The research builds on previous experiments from the same lab, which taught honey bees to tug a string to get to a reward.

But while tugging a string to get to food isn’t that different from actions a bee might take in the wild to get honey, moving a ball into a goal is a totally foreign concept to the little critters.

“This is far removed from anything they have ever seen or had to do. There are no flowers that require a bee to move a ball or moving object in with them,” says study co-author Clint Perry.

“Insects continually surprise us with how smart they are, and this is another really cool chapter in that story,” says Margaret Couvillon, a honeybee researcher at Virginia Tech who was not involved with the study.

“For me, the social dimension of it; that the bees can learn this non-natural task better when it is demonstrated, is almost more interesting than the fact that they’re learning a non-natural task itself,” Couvillion says. In the study, the bees learned how to move the ball more quickly when they were shown a model plastic bee moving the ball, and faster still when a bee that had already been trained showed the newcomer the ropes.

The social learning shows how knowledge—even involving a new technique or skill—can be quickly transmitted from bee to bee.

Not that bees aren’t smart on their own. There were a few phenomenal bees who figured out what to do as the experiment was first being demonstrated to them. (We expect those naturals will be shoo-ins for the first inter-hive Bee-Ball competition.)
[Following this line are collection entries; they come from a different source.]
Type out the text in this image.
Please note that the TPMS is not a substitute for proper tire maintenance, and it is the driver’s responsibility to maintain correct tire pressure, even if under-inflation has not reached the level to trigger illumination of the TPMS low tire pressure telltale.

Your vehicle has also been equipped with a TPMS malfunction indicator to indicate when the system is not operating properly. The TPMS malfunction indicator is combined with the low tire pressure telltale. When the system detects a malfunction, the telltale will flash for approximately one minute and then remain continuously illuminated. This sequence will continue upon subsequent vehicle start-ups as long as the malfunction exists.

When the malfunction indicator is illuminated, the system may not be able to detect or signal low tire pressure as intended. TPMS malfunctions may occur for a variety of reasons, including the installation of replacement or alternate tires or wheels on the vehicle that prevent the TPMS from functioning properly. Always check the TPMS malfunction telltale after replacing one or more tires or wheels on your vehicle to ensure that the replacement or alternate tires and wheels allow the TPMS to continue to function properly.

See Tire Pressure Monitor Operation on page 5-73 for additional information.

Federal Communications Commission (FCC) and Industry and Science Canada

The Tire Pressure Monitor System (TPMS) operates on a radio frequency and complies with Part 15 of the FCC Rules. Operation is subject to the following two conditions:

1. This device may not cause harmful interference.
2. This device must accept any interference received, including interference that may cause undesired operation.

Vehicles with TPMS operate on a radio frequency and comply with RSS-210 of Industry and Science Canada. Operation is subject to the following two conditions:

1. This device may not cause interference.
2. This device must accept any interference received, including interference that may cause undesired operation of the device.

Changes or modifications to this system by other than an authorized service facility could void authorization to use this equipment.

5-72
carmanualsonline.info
Many of the bees also managed to demonstrate their smarts by improving on the techniques displayed to them. While demonstrator bees and models always started with the ball furthest from the newbie bee, when faced with a choice of balls, the bees didn’t automatically gravitate towards the one they’d witnessed moving in the demonstration. Instead, they took a risk and went for the ball closest to them. They were also able to solve the puzzle even if the balls were a different color.

“This is really pushing the idea and solidifying the idea that small brains aren’t necessarily simple; these small brains can solve complex tasks,” Perry says.

While bee brains are orders of magnitude smaller than human brains—a million neurons to over 100 billion neurons—they can still solve problems quickly, even in very unfamiliar circumstances.

“I think that anyone working in this area wouldn’t be surprised at how smart they are. For most of us, that’s why we fall in love with them in the first place,” Couvillon says. “We know they’re smart, but this shows a new way to get at how flexibly smart they can be.”